The engine gives the developer the ability to extend any of its classes

To extend any of indexer features (purl-reader, mods-reader, mapper, solr-writer)

  1. Create a new class that inherits from BaseIndexer::MainIndexerEngine
  2. Create a new file named config/initializers/base_indexer.rb
  3. In this file, add the following line. replace 'MyIndexerClassName' with the fully qualifed actual class name. The name should be between double qoutes BaseIndexer.indexer_class = "MyIndexerClassName"
  4. In the new indexer class, you can override any of the functions that you need to change its implementation.

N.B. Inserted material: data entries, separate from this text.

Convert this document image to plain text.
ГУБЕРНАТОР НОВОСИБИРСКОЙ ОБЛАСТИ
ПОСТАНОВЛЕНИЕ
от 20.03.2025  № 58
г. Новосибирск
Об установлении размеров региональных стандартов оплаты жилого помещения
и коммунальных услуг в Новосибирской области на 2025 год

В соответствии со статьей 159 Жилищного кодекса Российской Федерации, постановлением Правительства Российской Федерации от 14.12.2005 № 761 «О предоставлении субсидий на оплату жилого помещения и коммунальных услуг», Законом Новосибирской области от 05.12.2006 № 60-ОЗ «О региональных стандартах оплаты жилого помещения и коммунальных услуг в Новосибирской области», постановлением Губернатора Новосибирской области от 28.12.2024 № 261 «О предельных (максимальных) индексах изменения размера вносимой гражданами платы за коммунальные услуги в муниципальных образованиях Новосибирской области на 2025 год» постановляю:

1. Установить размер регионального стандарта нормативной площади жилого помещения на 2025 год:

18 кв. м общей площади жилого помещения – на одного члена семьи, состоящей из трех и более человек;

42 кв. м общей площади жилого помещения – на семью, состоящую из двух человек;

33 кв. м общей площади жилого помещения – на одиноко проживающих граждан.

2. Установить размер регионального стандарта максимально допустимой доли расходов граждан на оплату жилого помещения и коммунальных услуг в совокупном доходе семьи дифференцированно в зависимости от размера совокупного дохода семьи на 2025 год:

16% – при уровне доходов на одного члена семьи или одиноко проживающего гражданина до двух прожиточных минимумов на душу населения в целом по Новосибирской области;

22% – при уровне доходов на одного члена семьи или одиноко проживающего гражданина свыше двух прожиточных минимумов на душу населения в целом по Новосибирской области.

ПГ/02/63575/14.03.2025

For example, if you need to use a new mapper, you will override map function.

To extend mapper functionality.

  1. Create a new class e.g., MyMapper that inherits from GeneralMapper or IndexMapper.
  2. Implement MyMapper.map to converts the input to solr doc hash.
  3. Override MyIndexerClassName.map to call your new class instead of the default one.

Rake Tasks For Indexing Druids

All rake tasks that perform batch indexing will generate log files in the "log" folder within the app itself. You can tail the log file to watch the progress. The log file is also useful since you can pass it to the "reindexer" rake task to retry just the errored out druids. The name of the log file will depend on which rake task you are running, and will be timestamped to be unique.

Index a single druid:

$ rake index RAILS_ENV=production target=revs_prod druid=oo000oo0001

Index a list of druids from a pre-assembly run, a remeditaion run, or a simple CSV:

$ rake log_indexer RAILS_ENV=production target=revs_prod log_file=/tmp/mailander_1.yaml log_type=preassembly = preassembly run

$ nohup rake log_indexer RAILS_ENV=production target=revs_prod log_file=/tmp/mailander_1.yaml log_type=preassembly & = for a long running process, which will be most runs that have more than a few dozen druids, nohup it

$ rake log_indexer RAILS_ENV=production target=revs_prod log_file=/tmp/mailander_1_remediate.yaml log_type=remediate = remediation run

$ rake log_indexer RAILS_ENV=production target=revs_prod log_file=/tmp/mailander.csv log_type=csv = a simple csv file -- it must have a header line, with the header of "druid" definining the items you wish to index

Index an entire collection, including the collection itself, along with all of its members (be sure to check the fetcher_url parameter in the Rails environment you are running under to be sure it is connecting where you expect):

$ rake collection_indexer RAILS_ENV=production target=revs_prod collection_druid=oo000oo0001 $ nohup rake collection_indexer RAILS_ENV=production target=revs_prod collection_druid=oo000oo0001 & = for a long running process, e.g. a collection with more than a few dozen druids, nohup it

Re-Index Just Errored Out Items

If you had errors when indexing from a preassembly/remediation log or from indexing an entire collection, you can re-run the errored out druids only with the log file. All log files are kept in the log folder in the revs-indexer-service app.

$ rake reindexer RAILS_ENV=production target=revs_prod file=log/logfile.log

$ nohup rake reindexer RAILS_ENV=production target=revs_prod file=log/logfile.log & = probably no need to nohup unless there were alot of errors

Delete Druids

Delete a list of druids specified in a CSV/txt file. Be careful, this will delete from all targets! Put one druid per line, no header is necessary.

$ rake delete_druids RAILS_ENV=production file=druid_list.txt

Delete a single druid

$ rake delete RAILS_ENV=production druid=oo000oo0001

HTTP API

Items

/items/:druid

DELETE /items/:druid

Summary

Deletes a druid from all registered subtargets.

Parameters
Name Located In Description Required Schema Default
druid url object identifier yes String
Responses
Code Description
200 Request received and successfully processed for all subtargets
500 Request received but did not complete successfully (one or more subtargets may have not been deleted)

/items/:druid/subtargets/:subtarget

DELETE /items/:druid/subtargets/:subtarget

Summary

Deletes a druid from a specific subtarget.

Parameters
Name Located In Description Required Schema Default
druid url object identifier yes String
subtarget url subtarget name (usually capitialized) yes String
Responses
Code Description
200 Request received and successfully processed for subtarget
500 Request received but did not complete successfully

PATCH/PUT /items/:druid/subtargets/:subtarget

Summary

Indexes a druid from a specific subtarget.

Parameters
Name Located In Description Required Schema Default
druid url object identifier yes String
subtarget url subtarget name (usually capitialized) yes String
Responses
Code Description
200 Request received and successfully processed for subtarget
500 Request received but did not complete successfully